In "Fevre Dream," Marsh is described as a huge man, and Perlman always looks towering onscreen. The steamboat captain is uneducated but not slow; he takes to reading Joshua's poetry books, and in fact discovers his friend is a vampire because York lets slip that he once met the long-dead Lord Byron. Abner has a simple dream of running the fastest steamboat on the Mississippi, and he's headstrong in defending it. Perlman is excellent, and often scary, at playing characters quick to anger. 

Another actor who connects both Martin and del Toro is Charles Dance, who appeared recently in "Frankenstein" and stole the show as coldhearted Tywin Lannister on "Game of Thrones." Dance might seem a natural pick for evil vampire "bloodmaster" Damon Julian, but I'd argue he could play against type as the white-haired, stern, and mysterious but ultimately benevolent Joshua York.

Fevre Dream will please fans of Game of Thrones and Anne Rice

"Fevre Dream" has little in common with "Game of Thrones," but Martin fans should read it. You can see his writerly flourishes taking root, such as his gift for writing dialogue and his ornate scene-building (especially when describing feasts).
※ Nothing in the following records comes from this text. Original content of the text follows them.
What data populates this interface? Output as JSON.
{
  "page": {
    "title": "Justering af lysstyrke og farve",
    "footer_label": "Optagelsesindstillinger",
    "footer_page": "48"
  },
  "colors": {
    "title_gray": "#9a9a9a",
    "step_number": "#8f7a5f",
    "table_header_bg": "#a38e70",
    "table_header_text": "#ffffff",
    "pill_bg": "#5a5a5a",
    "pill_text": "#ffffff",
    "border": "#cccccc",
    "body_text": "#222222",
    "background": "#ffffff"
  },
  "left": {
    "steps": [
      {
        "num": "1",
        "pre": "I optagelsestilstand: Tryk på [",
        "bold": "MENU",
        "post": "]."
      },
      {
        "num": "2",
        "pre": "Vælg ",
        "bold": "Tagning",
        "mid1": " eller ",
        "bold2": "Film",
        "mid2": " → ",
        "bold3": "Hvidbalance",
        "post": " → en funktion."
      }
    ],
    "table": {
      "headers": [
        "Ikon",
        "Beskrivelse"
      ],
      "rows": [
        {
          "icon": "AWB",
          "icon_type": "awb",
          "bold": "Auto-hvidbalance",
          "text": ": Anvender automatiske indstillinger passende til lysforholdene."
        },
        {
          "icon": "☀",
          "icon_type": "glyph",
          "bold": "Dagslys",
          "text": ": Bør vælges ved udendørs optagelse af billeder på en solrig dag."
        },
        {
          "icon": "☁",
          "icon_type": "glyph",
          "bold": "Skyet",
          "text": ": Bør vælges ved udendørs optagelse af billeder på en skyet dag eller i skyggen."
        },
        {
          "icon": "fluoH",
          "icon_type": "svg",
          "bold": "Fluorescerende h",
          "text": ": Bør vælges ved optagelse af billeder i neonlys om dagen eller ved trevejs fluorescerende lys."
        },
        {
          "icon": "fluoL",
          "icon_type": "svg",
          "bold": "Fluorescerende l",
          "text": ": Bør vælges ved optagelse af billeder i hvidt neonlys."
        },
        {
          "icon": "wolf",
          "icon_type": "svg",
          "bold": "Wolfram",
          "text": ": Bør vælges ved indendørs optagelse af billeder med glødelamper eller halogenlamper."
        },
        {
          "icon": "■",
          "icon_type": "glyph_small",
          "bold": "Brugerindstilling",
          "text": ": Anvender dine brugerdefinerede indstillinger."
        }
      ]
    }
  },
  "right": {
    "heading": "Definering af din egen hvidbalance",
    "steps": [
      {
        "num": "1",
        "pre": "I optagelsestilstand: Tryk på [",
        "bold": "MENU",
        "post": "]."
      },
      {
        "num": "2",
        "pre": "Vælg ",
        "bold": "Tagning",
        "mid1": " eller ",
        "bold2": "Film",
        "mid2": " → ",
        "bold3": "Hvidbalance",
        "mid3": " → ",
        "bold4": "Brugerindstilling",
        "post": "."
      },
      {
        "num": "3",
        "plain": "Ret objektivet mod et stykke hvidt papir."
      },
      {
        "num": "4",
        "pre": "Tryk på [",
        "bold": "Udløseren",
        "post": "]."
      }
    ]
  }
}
Vampire book fans would be bereft not to read "Fevre Dream," too. The most common pitch for "Fevre Dream" is that it's Bram Stoker (author of "Dracula") meets Mark Twain, particularly Twain's Mississippi River-set "The Adventures of Huckleberry Finn." That blend echoes Anne Rice's "Interview with the Vampire," which, like "Fevre Dream," throws blood-suckers into the Southern Gothic.

Given the setting, "Fevre Dream" unavoidably explores slavery; Julian is introduced feeding on the blood of enslaved people. Vampires in "Fevre Dream" call humans "cattle," echoing the way that chattel slavery dehumanized Black people. York, who wants to free his people of the "red thirst," is looked down upon by Julian the way that slavers would have at white abolitionists. When York steps in sunlight, Julian jests that he wants his skin to turn "brown and leathery."

Another easy comparison is Ryan Coogler's recent vampire movie "Sinners," set in Jim Crow Mississippi. That movie uses vampires not to depict the American South's racial hierarchies like "Fevre Dream" does, but as an allegory for cultural assimilation. Why else depict head vampire Remmick (Jack O'Connell) as an Irishman living in America

"Fevre Dream" has been adapted as a comic miniseries, scripted by Marin's protege Daniel Abraham, but no other adaptations have been realized. ("All we need is $100 million," Martin said to Winter Is Coming). Alas, like Martin's "A Dream of Spring" — the still unpublished conclusion to "A Song of Ice and Fire" — a "Fevre Dream" movie might remain, indeed, only a dream.